Eukaryotic genomes are much more complex and larger than prokaryotic genomes and are typically composed of multiple linear chromosomes ( [link] ). The human genome , for example, has 3 billion base pairs per haploid set of chromosomes, and 6 billion base pairs are inserted during replication. There are multiple origins of replication on each eukaryotic chromosome ( [link] ); the human genome has 30,000 to 50,000 origins of replication. The rate of replication is approximately 100 nucleotides per second—10 times slower than prokaryotic replication.

The essential steps of replication in eukaryotes are the same as in prokaryotes. Before replication can start, the DNA has to be made available as a template. Eukaryotic DNA is highly supercoiled and packaged, which is facilitated by many proteins, including histone s (see Structure and Function of Cellular Genomes ). At the origin of replication , a prereplication complex composed of several proteins, including helicase , forms and recruits other enzymes involved in the initiation of replication, including topoisomerase to relax supercoiling, single-stranded binding protein, RNA primase , and DNA polymerase . Following initiation of replication, in a process similar to that found in prokaryotes, elongation is facilitated by eukaryotic DNA polymerases. The leading strand is continuously synthesized by the eukaryotic polymerase enzyme pol δ, while the lagging strand is synthesized by pol ε. A sliding clamp protein holds the DNA polymerase in place so that it does not fall off the DNA. The enzyme ribonuclease H ( RNase H ), instead of a DNA polymerase as in bacteria, removes the RNA primer, which is then replaced with DNA nucleotides. The gaps that remain are sealed by DNA ligase .

Because eukaryotic chromosomes are linear, one might expect that their replication would be more straightforward. As in prokaryotes, the eukaryotic DNA polymerase can add nucleotides only in the 5’ to 3’ direction. In the leading strand, synthesis continues until it reaches either the end of the chromosome or another replication fork progressing in the opposite direction. On the lagging strand, DNA is synthesized in short stretches, each of which is initiated by a separate primer. When the replication fork reaches the end of the linear chromosome, there is no place to make a primer for the DNA fragment to be copied at the end of the chromosome. These ends thus remain unpaired and, over time, they may get progressively shorter as cells continue to divide.

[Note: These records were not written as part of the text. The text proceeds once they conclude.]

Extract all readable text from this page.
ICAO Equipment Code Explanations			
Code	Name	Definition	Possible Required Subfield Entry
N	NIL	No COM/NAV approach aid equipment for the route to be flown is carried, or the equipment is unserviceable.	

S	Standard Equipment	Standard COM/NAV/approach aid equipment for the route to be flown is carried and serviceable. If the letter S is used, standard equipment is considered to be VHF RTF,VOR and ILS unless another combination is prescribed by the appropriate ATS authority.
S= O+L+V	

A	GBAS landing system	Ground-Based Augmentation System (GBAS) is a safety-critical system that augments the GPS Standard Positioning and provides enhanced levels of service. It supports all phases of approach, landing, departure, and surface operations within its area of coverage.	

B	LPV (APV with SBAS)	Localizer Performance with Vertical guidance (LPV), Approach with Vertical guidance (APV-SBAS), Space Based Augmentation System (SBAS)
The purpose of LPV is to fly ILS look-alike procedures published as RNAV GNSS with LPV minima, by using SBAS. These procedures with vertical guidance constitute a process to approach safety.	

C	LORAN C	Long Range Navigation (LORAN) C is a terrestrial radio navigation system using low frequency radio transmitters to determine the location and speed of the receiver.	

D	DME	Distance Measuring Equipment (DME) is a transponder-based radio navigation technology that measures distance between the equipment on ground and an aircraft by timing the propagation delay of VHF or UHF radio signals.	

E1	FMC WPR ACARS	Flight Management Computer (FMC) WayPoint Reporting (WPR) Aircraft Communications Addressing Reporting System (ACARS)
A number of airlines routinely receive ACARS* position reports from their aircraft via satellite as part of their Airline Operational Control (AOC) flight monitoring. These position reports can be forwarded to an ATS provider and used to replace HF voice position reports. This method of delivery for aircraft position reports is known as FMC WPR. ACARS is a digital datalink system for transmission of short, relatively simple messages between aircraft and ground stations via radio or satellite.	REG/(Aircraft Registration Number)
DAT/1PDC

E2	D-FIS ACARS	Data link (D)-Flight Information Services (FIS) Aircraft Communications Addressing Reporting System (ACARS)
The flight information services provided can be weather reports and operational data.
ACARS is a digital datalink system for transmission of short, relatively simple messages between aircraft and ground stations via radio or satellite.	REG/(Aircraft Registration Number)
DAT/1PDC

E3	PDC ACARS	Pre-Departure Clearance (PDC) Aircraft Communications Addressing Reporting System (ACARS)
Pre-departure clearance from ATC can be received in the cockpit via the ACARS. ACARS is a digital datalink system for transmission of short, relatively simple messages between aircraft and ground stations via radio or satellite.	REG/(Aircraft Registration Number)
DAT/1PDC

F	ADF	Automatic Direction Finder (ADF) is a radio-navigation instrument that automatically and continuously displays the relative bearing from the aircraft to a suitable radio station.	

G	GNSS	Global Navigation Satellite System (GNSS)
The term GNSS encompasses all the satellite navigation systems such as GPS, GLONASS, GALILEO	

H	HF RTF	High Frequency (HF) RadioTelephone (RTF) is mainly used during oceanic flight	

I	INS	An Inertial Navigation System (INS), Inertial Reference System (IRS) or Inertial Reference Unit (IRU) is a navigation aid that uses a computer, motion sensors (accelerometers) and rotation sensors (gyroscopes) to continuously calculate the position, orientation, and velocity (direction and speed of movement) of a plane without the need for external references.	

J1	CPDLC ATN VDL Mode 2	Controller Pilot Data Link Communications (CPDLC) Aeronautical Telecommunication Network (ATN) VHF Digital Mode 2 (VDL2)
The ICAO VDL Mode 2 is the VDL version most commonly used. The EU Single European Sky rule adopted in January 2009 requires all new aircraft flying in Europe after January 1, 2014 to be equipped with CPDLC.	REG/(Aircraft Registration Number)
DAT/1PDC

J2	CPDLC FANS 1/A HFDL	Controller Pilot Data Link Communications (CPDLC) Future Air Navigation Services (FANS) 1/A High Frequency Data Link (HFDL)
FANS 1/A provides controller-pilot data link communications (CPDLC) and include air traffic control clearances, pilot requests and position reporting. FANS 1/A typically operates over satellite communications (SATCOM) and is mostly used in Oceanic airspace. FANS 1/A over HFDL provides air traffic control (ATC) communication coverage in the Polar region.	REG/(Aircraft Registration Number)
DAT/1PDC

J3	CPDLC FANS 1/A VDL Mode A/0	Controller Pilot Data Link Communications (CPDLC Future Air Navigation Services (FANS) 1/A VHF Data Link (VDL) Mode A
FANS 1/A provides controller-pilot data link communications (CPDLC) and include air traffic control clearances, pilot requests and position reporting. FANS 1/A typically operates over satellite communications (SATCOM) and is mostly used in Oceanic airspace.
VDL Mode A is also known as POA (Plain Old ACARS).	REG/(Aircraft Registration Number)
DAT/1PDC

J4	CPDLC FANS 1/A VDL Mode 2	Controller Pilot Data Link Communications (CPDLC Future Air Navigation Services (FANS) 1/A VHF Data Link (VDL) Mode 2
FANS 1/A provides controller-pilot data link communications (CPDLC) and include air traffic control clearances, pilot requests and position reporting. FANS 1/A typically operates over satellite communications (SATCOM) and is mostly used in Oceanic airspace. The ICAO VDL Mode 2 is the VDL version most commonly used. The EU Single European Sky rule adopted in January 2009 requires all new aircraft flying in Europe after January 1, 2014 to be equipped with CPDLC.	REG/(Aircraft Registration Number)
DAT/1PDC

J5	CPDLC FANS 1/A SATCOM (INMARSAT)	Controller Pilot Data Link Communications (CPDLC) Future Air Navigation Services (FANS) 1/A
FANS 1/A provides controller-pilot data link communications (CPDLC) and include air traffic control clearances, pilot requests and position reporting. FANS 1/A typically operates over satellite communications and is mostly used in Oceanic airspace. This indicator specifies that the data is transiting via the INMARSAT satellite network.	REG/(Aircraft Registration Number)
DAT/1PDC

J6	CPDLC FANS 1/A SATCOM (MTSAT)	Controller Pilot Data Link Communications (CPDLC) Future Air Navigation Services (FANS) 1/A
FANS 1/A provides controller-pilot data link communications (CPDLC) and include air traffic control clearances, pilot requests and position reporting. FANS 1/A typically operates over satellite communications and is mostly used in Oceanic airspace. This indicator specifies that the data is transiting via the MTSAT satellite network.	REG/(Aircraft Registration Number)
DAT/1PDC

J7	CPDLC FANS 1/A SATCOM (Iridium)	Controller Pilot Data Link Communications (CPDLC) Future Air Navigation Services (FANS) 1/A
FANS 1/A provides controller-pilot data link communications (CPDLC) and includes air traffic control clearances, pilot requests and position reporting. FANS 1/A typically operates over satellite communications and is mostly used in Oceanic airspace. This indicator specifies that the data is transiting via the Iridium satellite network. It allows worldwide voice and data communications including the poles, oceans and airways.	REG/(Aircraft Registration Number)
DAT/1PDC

The ends of the linear chromosomes are known as telomere s and consist of noncoding repetitive sequences. The telomeres protect coding sequences from being lost as cells continue to divide. In humans, a six base-pair sequence, TTAGGG, is repeated 100 to 1000 times to form the telomere. The discovery of the enzyme telomerase ( [link] ) clarified our understanding of how chromosome ends are maintained. Telomerase contains a catalytic part and a built-in RNA template. It attaches to the end of the chromosome, and complementary bases to the RNA template are added on the 3’ end of the DNA strand. Once the 3’ end of the lagging strand template is sufficiently elongated, DNA polymerase can add the nucleotides complementary to the ends of the chromosomes. In this way, the ends of the chromosomes are replicated. In humans, telomerase is typically active in germ cells and adult stem cells; it is not active in adult somatic cells and may be associated with the aging of these cells. Eukaryotic microbes including fungi and protozoans also produce telomerase to maintain chromosomal integrity. For her discovery of telomerase and its action, Elizabeth Blackburn (1948–) received the Nobel Prize for Medicine or Physiology in 2009.